Por: Julio Yovera
En Junio del 2000, Gerardo Cruz Saavedra Mesones, hasta entonces un absoluto desconocido en el escenario nacional, le dio el toque de humor a ese Congreso de políticos emergentes en mediocridad, con su frase: “Juro por Dios y por la plata”.
El lunes 6 de diciembre de 2010, en el diario Perú 21, Jaime Bylly, escribió lo siguiente:
“La pregunté cuánto ganaba el presidente del Perú… con esa plata no puedo mantener a mi familia…, le dije. Alan soltó una risotada y dijo: “No seas cojudo, la plata llega sola”.
Hace algunos días, una encuesta aplicada al ciudadano de a pie, indicaba que en el pensamiento común o “lógico”, cerca del 50 % era tolerante con los políticos que hurtan: “no importa que robe, pero que haga obra”, fue la opinión categórica de una población que amenaza con colocar esa frase como epitafio a la decencia.
La expresión es una manifestación de miseria no solo económica sino moral. La mayoría de los analistas se han lanzado a censurar la frase, a cuestionar ese enfoque pero casi nadie la ha analizado en su real dimensión y catadura. Como nadie tampoco ha recordado la frase feliz y vital de Alfonso Barrantes cuando fue alcalde de Lima: “los izquierdistas podemos meter la pata, pero no las uñas”.
La corrupción siempre existió en nuestra famélica sociedad. Basta leer el extenso tratado sobre la Historia de la Corrupción en el Perú, del estudioso lamentablemente fallecido Alfonso Quiroz, para decir, no como cliché sino como apreciación objetiva y dialéctica, que en nuestro país la corrupción es un fenómeno estructural e histórico, tanto así que el autor señala que los actos de corrupción pueden “rastrearse desde la época colonial”. De manera que la enfermedad es longeva y con una capacidad de sobrevivencia increíble.
Es, además, tan sólida que amenaza el futuro del país. Un hito de corrupción “histórico” en los últimos años es el gobierno de Fujimori; que elevó el robo desde el nivel de cleptomanía al nivel de cleptocracia, vale decir de la mala costumbre a la gestación de una “élite” basada en la práctica del hurto.
El robo del dinero de todos los peruanos es un delito. Quien lo cometa, de derecho, de centro o de izquierda, merece nuestro repudio. Eso debería estar claro para todos nosotros, pero no es así.

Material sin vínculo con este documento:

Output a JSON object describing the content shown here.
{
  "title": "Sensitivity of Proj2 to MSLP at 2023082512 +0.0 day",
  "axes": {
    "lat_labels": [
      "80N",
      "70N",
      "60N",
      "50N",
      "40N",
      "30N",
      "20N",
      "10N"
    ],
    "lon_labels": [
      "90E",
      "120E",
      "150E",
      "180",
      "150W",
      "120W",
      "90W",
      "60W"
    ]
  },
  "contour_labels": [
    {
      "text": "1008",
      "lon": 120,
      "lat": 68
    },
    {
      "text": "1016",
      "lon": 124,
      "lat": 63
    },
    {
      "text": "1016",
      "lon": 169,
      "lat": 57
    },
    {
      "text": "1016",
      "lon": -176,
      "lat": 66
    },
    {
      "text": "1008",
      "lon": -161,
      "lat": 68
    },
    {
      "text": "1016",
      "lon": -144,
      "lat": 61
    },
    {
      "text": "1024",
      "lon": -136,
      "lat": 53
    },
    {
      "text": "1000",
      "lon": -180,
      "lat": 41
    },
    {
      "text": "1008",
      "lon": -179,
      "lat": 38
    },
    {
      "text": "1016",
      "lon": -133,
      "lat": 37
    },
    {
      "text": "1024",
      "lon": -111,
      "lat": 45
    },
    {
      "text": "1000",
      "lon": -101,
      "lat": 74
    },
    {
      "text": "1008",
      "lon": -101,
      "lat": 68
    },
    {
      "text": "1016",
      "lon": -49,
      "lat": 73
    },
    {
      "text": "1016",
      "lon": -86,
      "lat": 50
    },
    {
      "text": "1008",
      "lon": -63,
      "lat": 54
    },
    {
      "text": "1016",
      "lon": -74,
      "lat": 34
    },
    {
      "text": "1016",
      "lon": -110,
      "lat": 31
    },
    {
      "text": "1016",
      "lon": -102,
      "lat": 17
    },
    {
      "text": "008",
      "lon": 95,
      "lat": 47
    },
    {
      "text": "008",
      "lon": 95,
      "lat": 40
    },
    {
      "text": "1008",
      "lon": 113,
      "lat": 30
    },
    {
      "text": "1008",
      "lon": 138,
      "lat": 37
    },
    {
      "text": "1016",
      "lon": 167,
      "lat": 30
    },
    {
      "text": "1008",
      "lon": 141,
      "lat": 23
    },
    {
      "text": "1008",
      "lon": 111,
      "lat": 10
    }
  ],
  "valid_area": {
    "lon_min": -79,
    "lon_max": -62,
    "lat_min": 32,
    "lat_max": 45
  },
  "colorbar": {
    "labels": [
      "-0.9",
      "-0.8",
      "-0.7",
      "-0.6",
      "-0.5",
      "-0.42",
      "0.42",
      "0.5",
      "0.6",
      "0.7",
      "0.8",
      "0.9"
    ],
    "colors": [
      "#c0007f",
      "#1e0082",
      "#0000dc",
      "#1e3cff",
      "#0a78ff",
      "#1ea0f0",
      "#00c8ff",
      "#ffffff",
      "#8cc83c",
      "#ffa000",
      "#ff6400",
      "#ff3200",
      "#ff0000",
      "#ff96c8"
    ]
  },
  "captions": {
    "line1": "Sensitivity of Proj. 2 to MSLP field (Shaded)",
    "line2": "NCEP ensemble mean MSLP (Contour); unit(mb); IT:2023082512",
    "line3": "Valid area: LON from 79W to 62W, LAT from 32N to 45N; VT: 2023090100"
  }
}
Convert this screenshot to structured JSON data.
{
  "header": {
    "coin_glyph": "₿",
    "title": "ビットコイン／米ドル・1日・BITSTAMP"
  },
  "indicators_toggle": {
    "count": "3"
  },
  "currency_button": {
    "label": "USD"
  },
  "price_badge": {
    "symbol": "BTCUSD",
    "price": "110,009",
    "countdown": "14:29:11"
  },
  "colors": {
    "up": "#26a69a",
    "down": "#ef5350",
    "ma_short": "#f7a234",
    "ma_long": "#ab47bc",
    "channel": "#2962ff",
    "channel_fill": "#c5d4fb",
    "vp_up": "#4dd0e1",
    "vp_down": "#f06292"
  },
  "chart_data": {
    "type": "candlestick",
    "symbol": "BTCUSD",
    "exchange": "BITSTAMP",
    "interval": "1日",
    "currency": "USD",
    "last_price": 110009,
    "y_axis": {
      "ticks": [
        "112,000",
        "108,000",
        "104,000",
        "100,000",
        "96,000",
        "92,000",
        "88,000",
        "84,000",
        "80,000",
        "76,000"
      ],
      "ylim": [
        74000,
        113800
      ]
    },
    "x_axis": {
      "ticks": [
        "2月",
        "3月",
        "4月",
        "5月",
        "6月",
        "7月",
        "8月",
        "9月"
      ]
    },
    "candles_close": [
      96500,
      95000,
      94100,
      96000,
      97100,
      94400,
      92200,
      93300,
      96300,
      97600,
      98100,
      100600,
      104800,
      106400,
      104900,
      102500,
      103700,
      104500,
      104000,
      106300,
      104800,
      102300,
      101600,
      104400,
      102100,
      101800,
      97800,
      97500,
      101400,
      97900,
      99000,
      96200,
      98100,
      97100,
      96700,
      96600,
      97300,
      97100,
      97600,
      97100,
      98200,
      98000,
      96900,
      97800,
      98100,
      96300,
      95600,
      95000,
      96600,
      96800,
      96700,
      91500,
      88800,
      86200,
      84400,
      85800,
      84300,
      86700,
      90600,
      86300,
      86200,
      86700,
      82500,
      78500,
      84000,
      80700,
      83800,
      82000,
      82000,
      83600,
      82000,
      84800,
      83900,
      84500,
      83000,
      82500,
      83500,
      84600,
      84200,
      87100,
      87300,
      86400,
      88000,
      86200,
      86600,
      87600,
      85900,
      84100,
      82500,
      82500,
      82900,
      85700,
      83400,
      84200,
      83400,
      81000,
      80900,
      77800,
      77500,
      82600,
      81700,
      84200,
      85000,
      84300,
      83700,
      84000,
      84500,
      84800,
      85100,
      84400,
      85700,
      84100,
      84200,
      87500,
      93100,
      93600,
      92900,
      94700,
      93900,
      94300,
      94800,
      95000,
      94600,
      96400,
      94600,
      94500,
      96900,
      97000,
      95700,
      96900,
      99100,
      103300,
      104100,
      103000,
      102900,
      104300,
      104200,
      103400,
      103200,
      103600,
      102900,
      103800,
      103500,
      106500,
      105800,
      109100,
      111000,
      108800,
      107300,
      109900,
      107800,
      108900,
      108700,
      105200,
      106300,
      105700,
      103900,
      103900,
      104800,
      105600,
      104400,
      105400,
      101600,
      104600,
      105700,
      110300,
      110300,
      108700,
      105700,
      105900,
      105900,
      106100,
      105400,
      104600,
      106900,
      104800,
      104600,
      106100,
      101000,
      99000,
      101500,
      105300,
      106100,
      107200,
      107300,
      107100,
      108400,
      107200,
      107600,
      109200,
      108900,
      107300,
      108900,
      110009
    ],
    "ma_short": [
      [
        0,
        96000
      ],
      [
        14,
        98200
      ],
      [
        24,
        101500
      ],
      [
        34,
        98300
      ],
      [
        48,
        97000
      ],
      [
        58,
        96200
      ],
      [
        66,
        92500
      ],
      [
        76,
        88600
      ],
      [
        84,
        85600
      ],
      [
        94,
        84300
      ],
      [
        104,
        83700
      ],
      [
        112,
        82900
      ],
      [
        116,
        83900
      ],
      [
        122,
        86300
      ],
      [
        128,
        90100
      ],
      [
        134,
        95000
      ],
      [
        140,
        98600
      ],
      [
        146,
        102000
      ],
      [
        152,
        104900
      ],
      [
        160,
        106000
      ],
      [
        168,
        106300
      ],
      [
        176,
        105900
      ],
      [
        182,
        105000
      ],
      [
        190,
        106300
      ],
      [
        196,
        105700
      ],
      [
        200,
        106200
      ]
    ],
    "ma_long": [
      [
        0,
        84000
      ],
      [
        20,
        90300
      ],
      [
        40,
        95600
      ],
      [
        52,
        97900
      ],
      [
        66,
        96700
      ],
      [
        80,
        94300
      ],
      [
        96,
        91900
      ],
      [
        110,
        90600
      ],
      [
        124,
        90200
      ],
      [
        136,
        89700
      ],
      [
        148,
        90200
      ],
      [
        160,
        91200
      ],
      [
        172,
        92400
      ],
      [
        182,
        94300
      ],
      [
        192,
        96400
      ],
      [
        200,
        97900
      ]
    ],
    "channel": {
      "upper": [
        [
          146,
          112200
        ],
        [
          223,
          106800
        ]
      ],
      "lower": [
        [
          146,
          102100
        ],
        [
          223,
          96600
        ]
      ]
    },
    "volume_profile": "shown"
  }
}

Vemos, por ejemplo, que cuando roba un elemento vinculado a la derecha, nos ponemos duros (lo que está bien), pero cuando quien comete ese delito es una persona vinculada a la izquierda, nos ponemos blandos y permisivos, cuando debería ser todo lo contrario. La derecha ha hecho de la corrupción su lodazal y chiquero natural; si la izquierda la imita, ¿dónde está la diferencia?
De otro lado, escuchamos decir que la corrupción es inherente a los seres humanos. No estamos de acuerdo. Ese pensamiento es repudiable. Sucede que el modelo neoliberal, que tiene en la libertad absoluta su cima programática, es por concepción filosófica ajena a todo lo que es regulación y fiscalización. El ser humano no debe estar limitado por nada, por nadie, propone el liberalismo clásico; y el neoliberalismo arguye: en el logro de ese propósito, todo vale.
La amenaza de acabar con un clima social razonable e ir a brincos por el camino del exitismo, de la búsqueda al logro de aspiraciones desmedidas, se sostienen en el propio modelo, en la propia estructura de ideas y de “valores” que impone el neoliberalismo.
El sistema que nos impusieron hace ya cerca de dos siglos ha ignorado a los pueblos, éstos están postergados desde siempre, con necesidades embalsadas, con aspiraciones legítimas insatisfechas. Por eso es que no pocos llegan a la conclusión penosa que, no importa que las autoridades roben, con tal que hagan obra. Esa es la “buena” estrella de los candidatos como Castañeda y García, como los Fujimori y Toledo.
Cuánta razón tiene Mariátegui al decir: “que la política se elevaba cuando es revolucionaria”. Lo que hay hoy día no es política revolucionaria, lo que hay es clientelismo, achoramiento y política de acomodo y paliativa.
Aquí se pierde toda esperanza, sentenciaba el aviso que se exhibía a la entrada del círculo del infierno, en la obra del Dante. ¿Está perdida toda esperanza? No, pero debemos estar convencidos que hay que navegar a contracorriente, refundar la política, reeducarnos, recuperar la ética revolucionaria, darle al pueblo la condición de protagonista de su propio destino.
Solo así los traficantes no tendrán la oportunidad de medrar nunca más y quien le habrá puesto el epitafio al cadáver de la corrupción será la decencia. Llegará ese tiempo, independientemente que ahora un ladrón se apreste a gobernar nada menos que la capital de nuestra patria.